Educator Frank Morris, Sr., was born in Cairo, Illinois on July 21, 1931. At age six, he moved to Boston, where his grandparents and his aunt and uncle raised him. An honor student in high school, Morris was awarded a scholarship to attend Colgate University. From there, he attended Syracuse University, earning his M.P.A. degree. Morris later went on to earn a Ph.D. in political science from MIT and he later completed the requirements for his master’s in international affairs from Georgetown University.
After graduating from Syracuse University in 1962, Morris joined the U.S. Department of Housing and Urban Development, working out of the Seattle office. He joined the U.S. State Department in 1966, and by 1969, he was the deputy regional coordinator for the Latin America Office of Program and Policy Coordination. In 1972, Morris moved to Chicago, where he became an associate professor of political science at Northwestern University. After working with the National Education Institute and the Community Services Administration, Morris joined the U.S. Foreign Aid Program to Jamaica, where he retired as deputy director in 1983. Returning from Jamaica, Morris became the executive director of the Congressional Black Caucus Foundation. In 1986, Morris was named the associate dean of the Graduate School of Public Affairs at the University of Maryland, College Park. In 1988, he left for Morgan State University, where he retired as the dean of graduate studies and research in 1996. After moving to Texas in 1997 to be closer to his grandchildren, Morris became a visiting professor in government and politics at the University of Texas, where he remained until he retired in 1999.

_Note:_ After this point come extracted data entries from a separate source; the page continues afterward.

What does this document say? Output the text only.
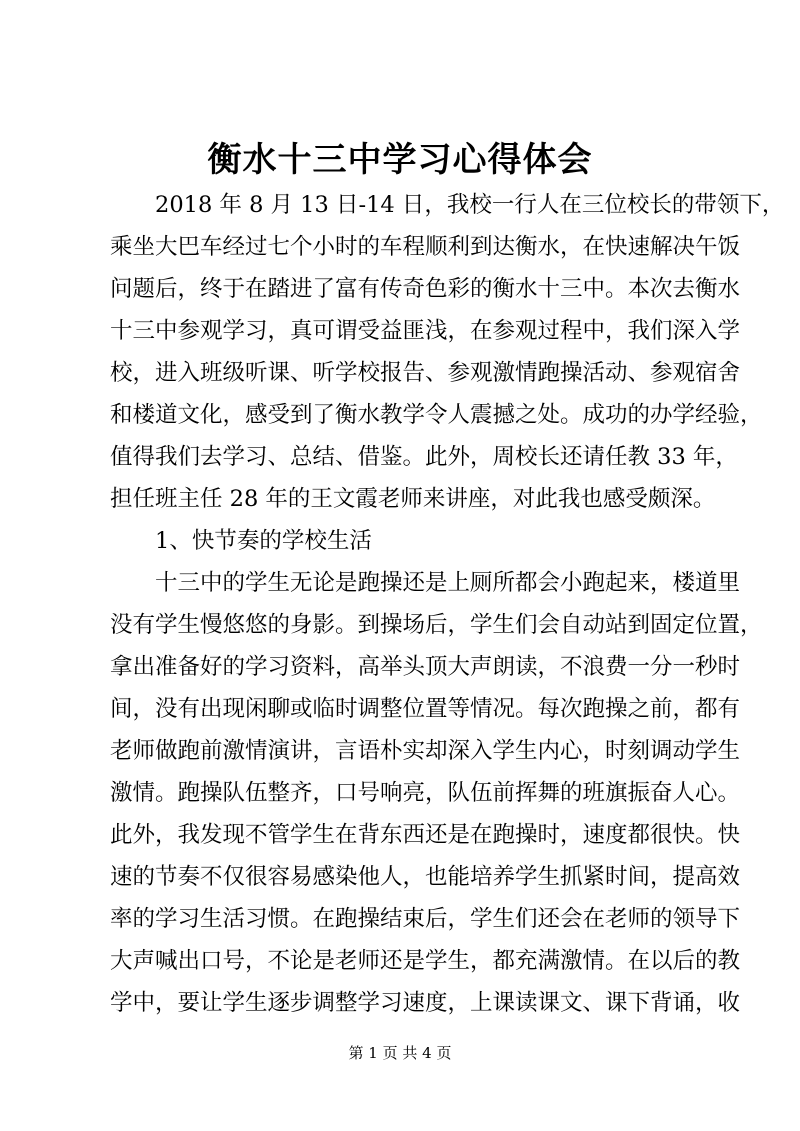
衡水十三中学习心得体会
2018 年 8 月 13 日-14 日，我校一行人在三位校长的带领下，
乘坐大巴车经过七个小时的车程顺利到达衡水，在快速解决午饭
问题后，终于在踏进了富有传奇色彩的衡水十三中。本次去衡水
十三中参观学习，真可谓受益匪浅，在参观过程中，我们深入学
校，进入班级听课、听学校报告、参观激情跑操活动、参观宿舍
和楼道文化，感受到了衡水教学令人震撼之处。成功的办学经验，
值得我们去学习、总结、借鉴。此外，周校长还请任教 33 年，
担任班主任 28 年的王文霞老师来讲座，对此我也感受颇深。
1、快节奏的学校生活
十三中的学生无论是跑操还是上厕所都会小跑起来，楼道里
没有学生慢悠悠的身影。到操场后，学生们会自动站到固定位置，
拿出准备好的学习资料，高举头顶大声朗读，不浪费一分一秒时
间，没有出现闲聊或临时调整位置等情况。每次跑操之前，都有
老师做跑前激情演讲，言语朴实却深入学生内心，时刻调动学生
激情。跑操队伍整齐，口号响亮，队伍前挥舞的班旗振奋人心。
此外，我发现不管学生在背东西还是在跑操时，速度都很快。快
速的节奏不仅很容易感染他人，也能培养学生抓紧时间，提高效
率的学习生活习惯。在跑操结束后，学生们还会在老师的领导下
大声喊出口号，不论是老师还是学生，都充满激情。在以后的教
学中，要让学生逐步调整学习速度，上课读课文、课下背诵，收
第 1 页 共 4 页
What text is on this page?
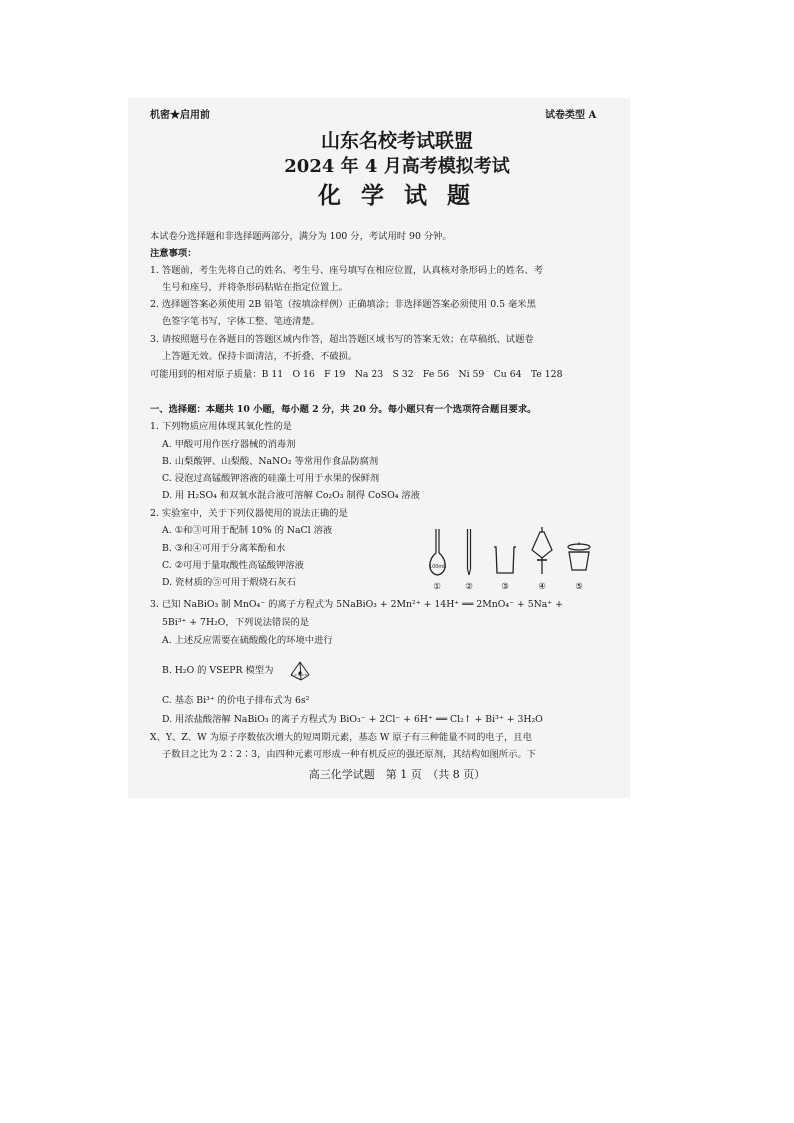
机密★启用前	试卷类型 A
山东名校考试联盟
2024 年 4 月高考模拟考试
化 学 试 题
本试卷分选择题和非选择题两部分，满分为 100 分，考试用时 90 分钟。
注意事项：
1. 答题前，考生先将自己的姓名、考生号、座号填写在相应位置，认真核对条形码上的姓名、考
生号和座号，并将条形码粘贴在指定位置上。
2. 选择题答案必须使用 2B 铅笔（按填涂样例）正确填涂；非选择题答案必须使用 0.5 毫米黑
色签字笔书写，字体工整、笔迹清楚。
3. 请按照题号在各题目的答题区域内作答，超出答题区域书写的答案无效；在草稿纸、试题卷
上答题无效。保持卡面清洁，不折叠、不破损。
可能用到的相对原子质量：B 11　O 16　F 19　Na 23　S 32　Fe 56　Ni 59　Cu 64　Te 128
一、选择题：本题共 10 小题，每小题 2 分，共 20 分。每小题只有一个选项符合题目要求。
1. 下列物质应用体现其氧化性的是
A. 甲酸可用作医疗器械的消毒剂
B. 山梨酸钾、山梨酸、NaNO₂ 等常用作食品防腐剂
C. 浸泡过高锰酸钾溶液的硅藻土可用于水果的保鲜剂
D. 用 H₂SO₄ 和双氧水混合液可溶解 Co₂O₃ 制得 CoSO₄ 溶液
2. 实验室中，关于下列仪器使用的说法正确的是
A. ①和③可用于配制 10% 的 NaCl 溶液
B. ③和④可用于分离苯酚和水
C. ②可用于量取酸性高锰酸钾溶液
D. 瓷材质的⑤可用于煅烧石灰石
100mL
①	②	③	④	⑤
3. 已知 NaBiO₃ 制 MnO₄⁻ 的离子方程式为 5NaBiO₃ + 2Mn²⁺ + 14H⁺ ══ 2MnO₄⁻ + 5Na⁺ +
5Bi³⁺ + 7H₂O，下列说法错误的是
A. 上述反应需要在硫酸酸化的环境中进行
B. H₂O 的 VSEPR 模型为
C. 基态 Bi³⁺ 的价电子排布式为 6s²
D. 用浓盐酸溶解 NaBiO₃ 的离子方程式为 BiO₃⁻ + 2Cl⁻ + 6H⁺ ══ Cl₂↑ + Bi³⁺ + 3H₂O
X、Y、Z、W 为原子序数依次增大的短周期元素，基态 W 原子有三种能量不同的电子，且电
子数目之比为 2∶2∶3，由四种元素可形成一种有机反应的强还原剂，其结构如图所示。下
高三化学试题　第 1 页　（共 8 页）
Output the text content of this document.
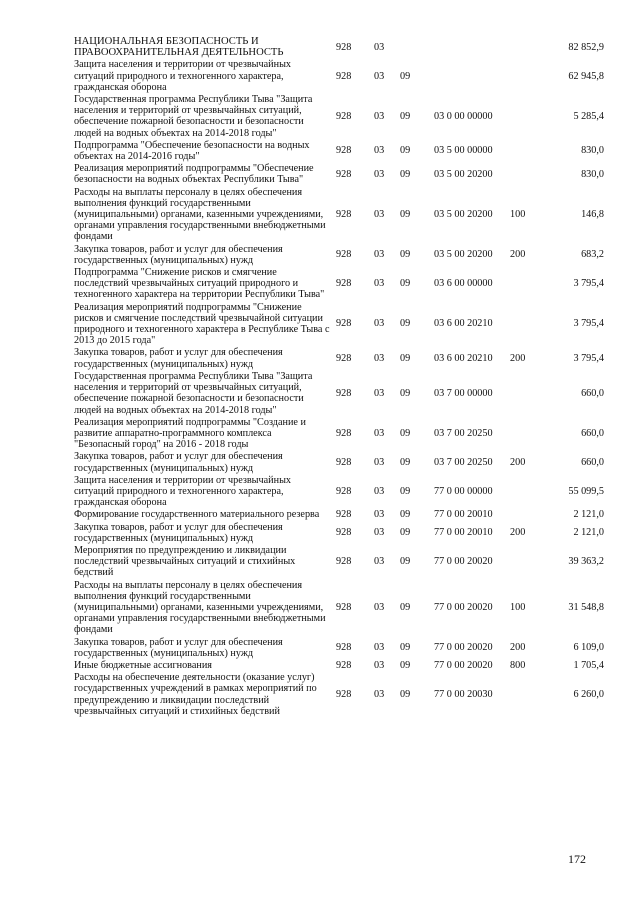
НАЦИОНАЛЬНАЯ БЕЗОПАСНОСТЬ И ПРАВООХРАНИТЕЛЬНАЯ ДЕЯТЕЛЬНОСТЬ	928	03				82 852,9
Защита населения и территории от чрезвычайных ситуаций природного и техногенного характера, гражданская оборона	928	03	09			62 945,8
Государственная программа Республики Тыва "Защита населения и территорий от чрезвычайных ситуаций, обеспечение пожарной безопасности и безопасности людей на водных объектах на 2014-2018 годы"	928	03	09	03 0 00 00000		5 285,4
Подпрограмма "Обеспечение безопасности на водных объектах на 2014-2016 годы"	928	03	09	03 5 00 00000		830,0
Реализация мероприятий подпрограммы "Обеспечение безопасности на водных объектах Республики Тыва"	928	03	09	03 5 00 20200		830,0
Расходы на выплаты персоналу в целях обеспечения выполнения функций государственными (муниципальными) органами, казенными учреждениями, органами управления государственными внебюджетными фондами	928	03	09	03 5 00 20200	100	146,8
Закупка товаров, работ и услуг для обеспечения государственных (муниципальных) нужд	928	03	09	03 5 00 20200	200	683,2
Подпрограмма "Снижение рисков и смягчение последствий чрезвычайных ситуаций природного и техногенного характера на территории Республики Тыва"	928	03	09	03 6 00 00000		3 795,4
Реализация мероприятий подпрограммы "Снижение рисков и смягчение последствий чрезвычайной ситуации природного и техногенного характера в Республике Тыва с 2013 до 2015 года"	928	03	09	03 6 00 20210		3 795,4
Закупка товаров, работ и услуг для обеспечения государственных (муниципальных) нужд	928	03	09	03 6 00 20210	200	3 795,4
Государственная программа Республики Тыва "Защита населения и территорий от чрезвычайных ситуаций, обеспечение пожарной безопасности и безопасности людей на водных объектах на 2014-2018 годы"	928	03	09	03 7 00 00000		660,0
Реализация мероприятий подпрограммы "Создание и развитие аппаратно-программного комплекса "Безопасный город" на 2016 - 2018 годы	928	03	09	03 7 00 20250		660,0
Закупка товаров, работ и услуг для обеспечения государственных (муниципальных) нужд	928	03	09	03 7 00 20250	200	660,0
Защита населения и территории от чрезвычайных ситуаций природного и техногенного характера, гражданская оборона	928	03	09	77 0 00 00000		55 099,5
Формирование государственного материального резерва	928	03	09	77 0 00 20010		2 121,0
Закупка товаров, работ и услуг для обеспечения государственных (муниципальных) нужд	928	03	09	77 0 00 20010	200	2 121,0
Мероприятия по предупреждению и ликвидации последствий чрезвычайных ситуаций и стихийных бедствий	928	03	09	77 0 00 20020		39 363,2
Расходы на выплаты персоналу в целях обеспечения выполнения функций государственными (муниципальными) органами, казенными учреждениями, органами управления государственными внебюджетными фондами	928	03	09	77 0 00 20020	100	31 548,8
Закупка товаров, работ и услуг для обеспечения государственных (муниципальных) нужд	928	03	09	77 0 00 20020	200	6 109,0
Иные бюджетные ассигнования	928	03	09	77 0 00 20020	800	1 705,4
Расходы на обеспечение деятельности (оказание услуг) государственных учреждений в рамках мероприятий по предупреждению и ликвидации последствий чрезвычайных ситуаций и стихийных бедствий	928	03	09	77 0 00 20030		6 260,0
172
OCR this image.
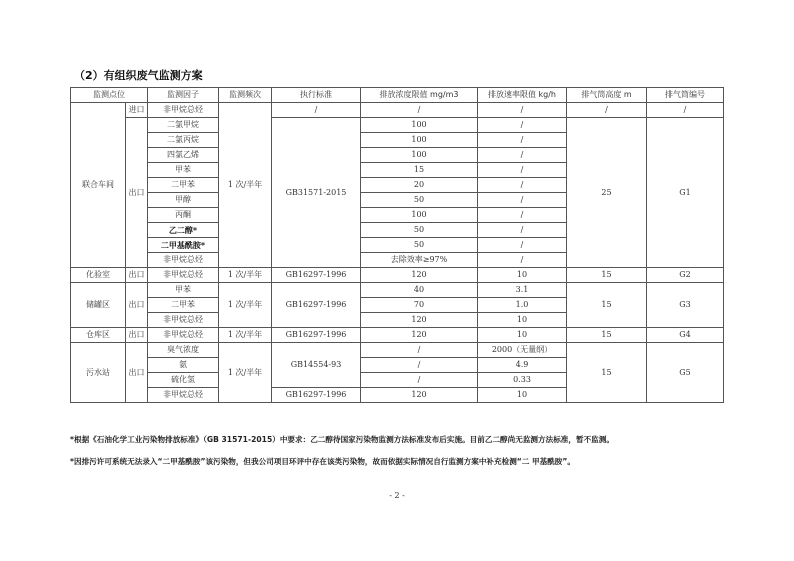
（2）有组织废气监测方案
监测点位		监测因子	监测频次	执行标准	排放浓度限值 mg/m3	排放速率限值 kg/h	排气筒高度 m	排气筒编号
联合车间	进口	非甲烷总烃	1 次/半年	/	/	/	/	/
	出口	二氯甲烷		GB31571-2015	100	/	25	G1
		二氯丙烷			100	/		
		四氯乙烯			100	/		
		甲苯			15	/		
		二甲苯			20	/		
		甲醇			50	/		
		丙酮			100	/		
		乙二醇*			50	/		
		二甲基酰胺*			50	/		
		非甲烷总烃			去除效率≥97%	/		
化验室	出口	非甲烷总烃	1 次/半年	GB16297-1996	120	10	15	G2
储罐区	出口	甲苯	1 次/半年	GB16297-1996	40	3.1	15	G3
		二甲苯			70	1.0		
		非甲烷总烃			120	10		
仓库区	出口	非甲烷总烃	1 次/半年	GB16297-1996	120	10	15	G4
污水站	出口	臭气浓度	1 次/半年	GB14554-93	/	2000（无量纲）	15	G5
		氨			/	4.9		
		硫化氢			/	0.33		
		非甲烷总烃		GB16297-1996	120	10		
*根据《石油化学工业污染物排放标准》（GB 31571-2015）中要求：乙二醇待国家污染物监测方法标准发布后实施。目前乙二醇尚无监测方法标准，暂不监测。
*因排污许可系统无法录入“二甲基酰胺”该污染物，但我公司项目环评中存在该类污染物，故而依据实际情况自行监测方案中补充检测“二 甲基酰胺”。
- 2 -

Throughout his distinguished career, Morris was highly influential in all the positions he held. While working with the State Department in Jamaica, he oversaw the growth of U.S. federal aid to the country to become one of the three highest per capita U.S. AID programs in the world. While serving as dean at Morgan State, he formed a partnership with the Hokkaido Foundation of Japan and instituted a program to teach Japanese. He has also served as a consultant to organizations in the U.S. on issues relating to Africa and Europe.
Morris has received numerous awards over the years, including having been named “Father of the Year,” by the Chicago Defender and recipient of the Superior Honor Award by the Department of State. He and his wife have four children.